While Robert Cummings is better known for playing in more lighthearted movies, he does okay here, although he's a bit bland here as Chuck. Michèle Morgan doesn't convince all that much either as Lorna, she's beautiful but too much of a demure wallflower for me to see how Eddie Roman ever fell for her, nor does she come off as sultry, even though it's clear she's supposed to. Morgan was a far more successful actress in her native France than in the USA, this was the last movie she did in the USA. To her credit, she has only the slightest foreign accent in this movie.

Per usual, the villains are the more interesting, and in this case also convincing, characters of this movie. Steve Cochran as Eddie Roman is suave but ruthless and violent. The first time he makes an entrance in the movie he verbally abuses 2 women, a barber and a manicurist, and when the manicurist accidentally scratches his finger, because he moved but she didn't, he gives her a vicious slap around her face. Later on in the movie he demands some perks from a wealthy businessman, and when the man declines, Roman casually invites the man into his wine cellar where the unsuspecting man dies a gruesome death when Roman's huge and beastly dog is set loose on him. Gino is equally callous and ruthless but is much slimier, something Peter Lorre excelled at. His role is pretty small here, but he has a few good oneliners and the typical cigarette dangling from his lips, and Lorre is always a treat in noirs. The relationship between Cochran and Gino is never fully explained in the movie, but it is clear that Cochran is closer to Gino than he is to Lorna, who he sees more as property than as a real person.

The movie, despite being weird and unique in places, is also dark and pure noir. Lorna is the femme fatale here, and the plotlines are as noir as they come. Visually it's also pure noir, there are tons of looming shadows, providing an ominous atmosphere throughout the movie, especially during the dream sequence in Havana. And the use of repetition, sometimes down to using the same camera angles or dialogue as mentioned before, gives the movie an even more creepy & dreamlike atmosphere than the dream sequence already does. The camera and lighting work is well done, with a few great shots and even some nice tracking shots, especially in the nightclub in Havana.

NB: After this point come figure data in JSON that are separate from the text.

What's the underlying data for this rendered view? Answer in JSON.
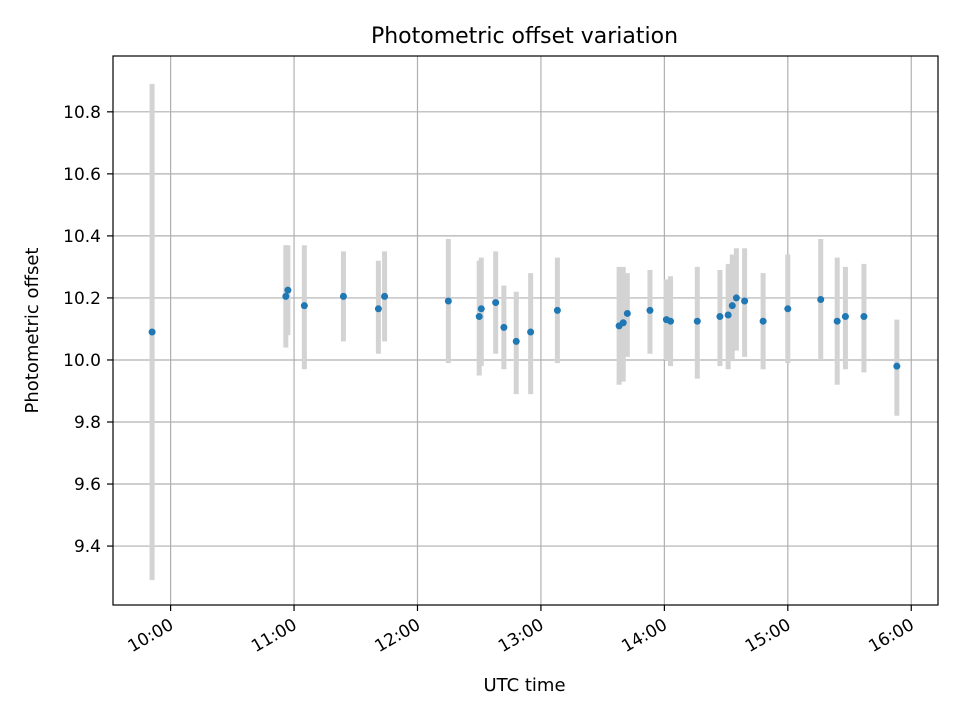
{
  "chart_data": {
    "type": "scatter",
    "title": "Photometric offset variation",
    "xlabel": "UTC time",
    "ylabel": "Photometric offset",
    "xlim": [
      "09:32",
      "16:13"
    ],
    "ylim": [
      9.21,
      10.98
    ],
    "grid": true,
    "x_ticks": [
      "10:00",
      "11:00",
      "12:00",
      "13:00",
      "14:00",
      "15:00",
      "16:00"
    ],
    "y_ticks": [
      9.4,
      9.6,
      9.8,
      10.0,
      10.2,
      10.4,
      10.6,
      10.8
    ],
    "colors": {
      "point": "#1f77b4",
      "errorbar": "#d3d3d3",
      "grid": "#b0b0b0"
    },
    "points": [
      {
        "t": "09:51",
        "y": 10.09,
        "lo": 9.29,
        "hi": 10.89
      },
      {
        "t": "10:56",
        "y": 10.205,
        "lo": 10.04,
        "hi": 10.37
      },
      {
        "t": "10:57",
        "y": 10.225,
        "lo": 10.08,
        "hi": 10.37
      },
      {
        "t": "11:05",
        "y": 10.175,
        "lo": 9.97,
        "hi": 10.37
      },
      {
        "t": "11:24",
        "y": 10.205,
        "lo": 10.06,
        "hi": 10.35
      },
      {
        "t": "11:41",
        "y": 10.165,
        "lo": 10.02,
        "hi": 10.32
      },
      {
        "t": "11:44",
        "y": 10.205,
        "lo": 10.06,
        "hi": 10.35
      },
      {
        "t": "12:15",
        "y": 10.19,
        "lo": 9.99,
        "hi": 10.39
      },
      {
        "t": "12:30",
        "y": 10.14,
        "lo": 9.95,
        "hi": 10.32
      },
      {
        "t": "12:31",
        "y": 10.165,
        "lo": 9.98,
        "hi": 10.33
      },
      {
        "t": "12:38",
        "y": 10.185,
        "lo": 10.02,
        "hi": 10.35
      },
      {
        "t": "12:42",
        "y": 10.105,
        "lo": 9.97,
        "hi": 10.24
      },
      {
        "t": "12:48",
        "y": 10.06,
        "lo": 9.89,
        "hi": 10.22
      },
      {
        "t": "12:55",
        "y": 10.09,
        "lo": 9.89,
        "hi": 10.28
      },
      {
        "t": "13:08",
        "y": 10.16,
        "lo": 9.99,
        "hi": 10.33
      },
      {
        "t": "13:38",
        "y": 10.11,
        "lo": 9.92,
        "hi": 10.3
      },
      {
        "t": "13:40",
        "y": 10.12,
        "lo": 9.93,
        "hi": 10.3
      },
      {
        "t": "13:42",
        "y": 10.15,
        "lo": 10.01,
        "hi": 10.28
      },
      {
        "t": "13:53",
        "y": 10.16,
        "lo": 10.02,
        "hi": 10.29
      },
      {
        "t": "14:01",
        "y": 10.13,
        "lo": 10.0,
        "hi": 10.26
      },
      {
        "t": "14:03",
        "y": 10.125,
        "lo": 9.98,
        "hi": 10.27
      },
      {
        "t": "14:16",
        "y": 10.125,
        "lo": 9.94,
        "hi": 10.3
      },
      {
        "t": "14:27",
        "y": 10.14,
        "lo": 9.98,
        "hi": 10.29
      },
      {
        "t": "14:31",
        "y": 10.145,
        "lo": 9.97,
        "hi": 10.31
      },
      {
        "t": "14:33",
        "y": 10.175,
        "lo": 10.0,
        "hi": 10.34
      },
      {
        "t": "14:35",
        "y": 10.2,
        "lo": 10.03,
        "hi": 10.36
      },
      {
        "t": "14:39",
        "y": 10.19,
        "lo": 10.01,
        "hi": 10.36
      },
      {
        "t": "14:48",
        "y": 10.125,
        "lo": 9.97,
        "hi": 10.28
      },
      {
        "t": "15:00",
        "y": 10.165,
        "lo": 9.99,
        "hi": 10.34
      },
      {
        "t": "15:16",
        "y": 10.195,
        "lo": 10.0,
        "hi": 10.39
      },
      {
        "t": "15:24",
        "y": 10.125,
        "lo": 9.92,
        "hi": 10.33
      },
      {
        "t": "15:28",
        "y": 10.14,
        "lo": 9.97,
        "hi": 10.3
      },
      {
        "t": "15:37",
        "y": 10.14,
        "lo": 9.96,
        "hi": 10.31
      },
      {
        "t": "15:53",
        "y": 9.98,
        "lo": 9.82,
        "hi": 10.13
      }
    ]
  }
}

The movie's story is really good and quite clever and the weird aspects of it make it a pretty unique movie. But while Cochran and Lorre are good and convincing, Morgan and especially Cummings are a bit too lightweight to take this movie to the next level. So it's a bit of a frustrating movie as well, because it is also clear this movie had potential to be a lot mmore, with better actors for the protagonists and maybe some more work on the camera work. It's still a good and enjoyable film noir tho, and pretty unique. After re-watching it again I started to appreciate and see the quirkiness and small clues about the dream sequence much more. Definitely one to watch if you're a noir aficionado.